Mark Bebbington (piano)

Recorded 27 August 2010 & 3 January 2011 in Symphony Hall, Birmingham, England


Reviewed by: Colin Anderson

Reviewed: September 2012
CD No: SOMM
SOMMCD 0111
Duration: 74 minutes

 

 

This first volume of Arthur Bliss’s piano music is typically enterprising of Somm and Mark Bebbington, the latest in a long line of distinguished issues devoted to British fare, or at least composers born in Britain, for Bliss was something of a cosmopolitan. Certainly this release opens-out our appreciation of this composer; Bliss’s piano music is not widely-known. Arthur Edward Drummond Bliss (1891-1975, he was knighted in 1950) wrote some splendid orchestral works, such as A Colour Symphony, Music for Strings, the score for Alexander Korda’s 1936 film of H. G. Wells’s Things to Come, ceremonial piece like Welcome the Queen, and the late Metamorphic Variations. Bliss’s concertos for piano and for violin seem to have fallen from view but are worthy of rediscovery.

Bebbington’s first volume of Bliss’s piano music begins in amiable tongue-in-cheek fashion – pastiche à la française – the Valses Fantastiques (1913, four in number) in which it might be said that Chabrier meets Poulenc. These insouciant and individual pieces make a delightful opening to this recorded recital. The Toccata Intermezzo and Study, separate pieces, cover from 1912 to 1927, the first and last reporting a European influence on Bliss, particularly Bartók and Prokofiev. The Intermezzo (1912) is heartfelt and sweet, written by a sensitive young man.

With the big Piano Sonata (1952) we move into deep and turbulent waters. Its three equal-length movements, totalling nearly thirty minutes, have much to say. The writing is complex, well-argued and sinuous. Quite why this substantial and impressive piece, full-blooded and eschewing anything showy, should be so neglected is rather baffling. The Sonata’s heart is the central movement (wrongly captioned here as “Allegro sereno”). The sereno is correct, the music itself is a slow, troubled outpouring in which serenity is searched for. The finale glitters with purpose and layered lyricism en route to a bravura if hard-won conclusion. Time is needed to ingest this ambitious work; fortunately Mark Bebbington has its measure and his recording is gratefully received.

There remains the charms of May-Zeeh (1910) and the four-movement Suite (1925), the latter embracing a pugnacious and contrapuntally adept ‘Overture’ (with just a hint of Hindemith), a swaggering ‘Polonaise’, and a finale in the form of ‘Variations’ based on a syncopated opening that flowers many riches and also many notes for the pianist to negotiate! The third movement is an eloquent ‘Elegy’, a lament for those who fell in World War One, which included Bliss’s younger brother, Kennard.
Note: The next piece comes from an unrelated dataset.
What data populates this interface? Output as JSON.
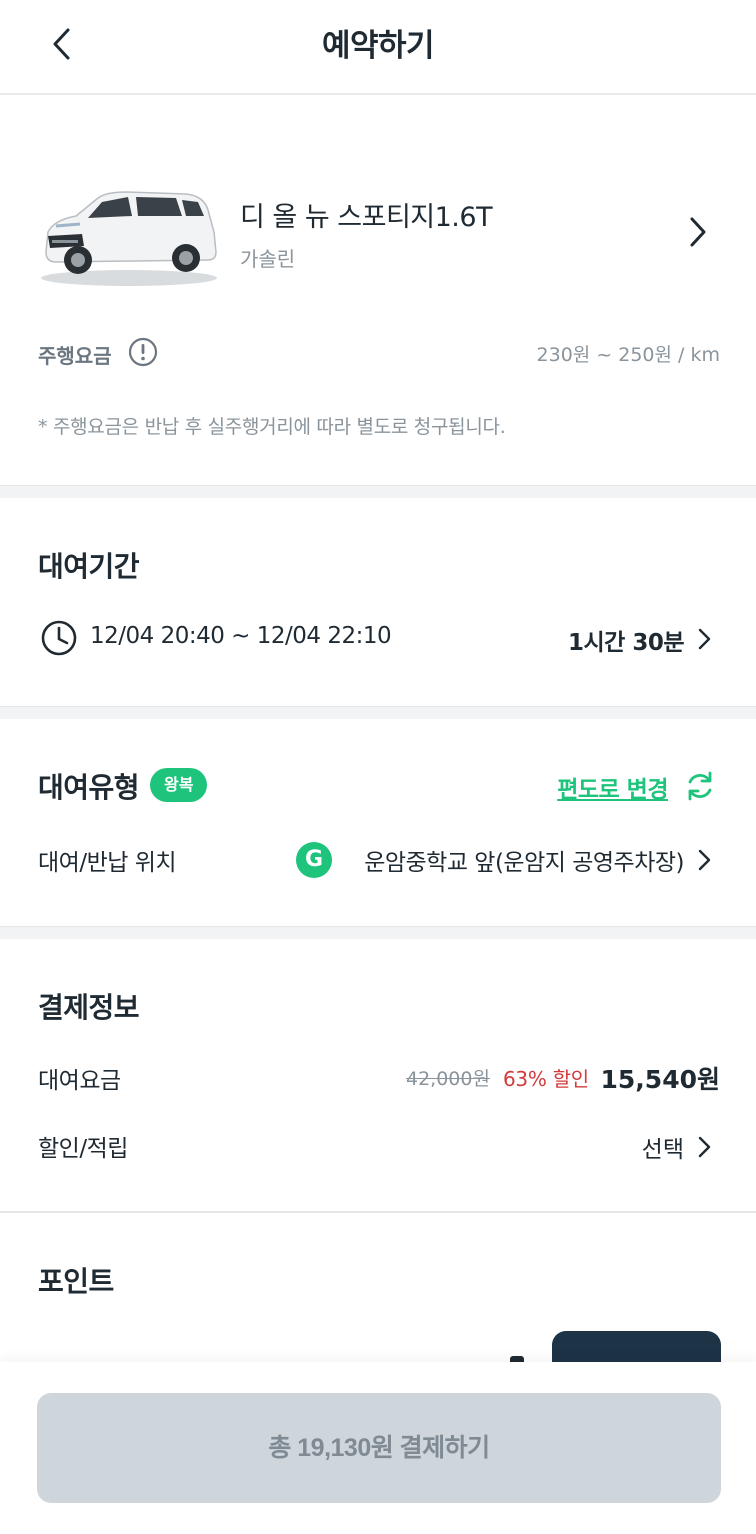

To close this disc (which includes first recordings), and to lead us into the keenly anticipated second volume, is Bliss’s soufflé-like, one-minute Miniature Scherzo (1969). As Robert Matthew-Walker says in his admirable booklet note, “Mendelssohn’s fragment is very well hidden” (from the E minor Violin Concerto). With excellent recorded sound, this Bliss survey is thoroughly recommended.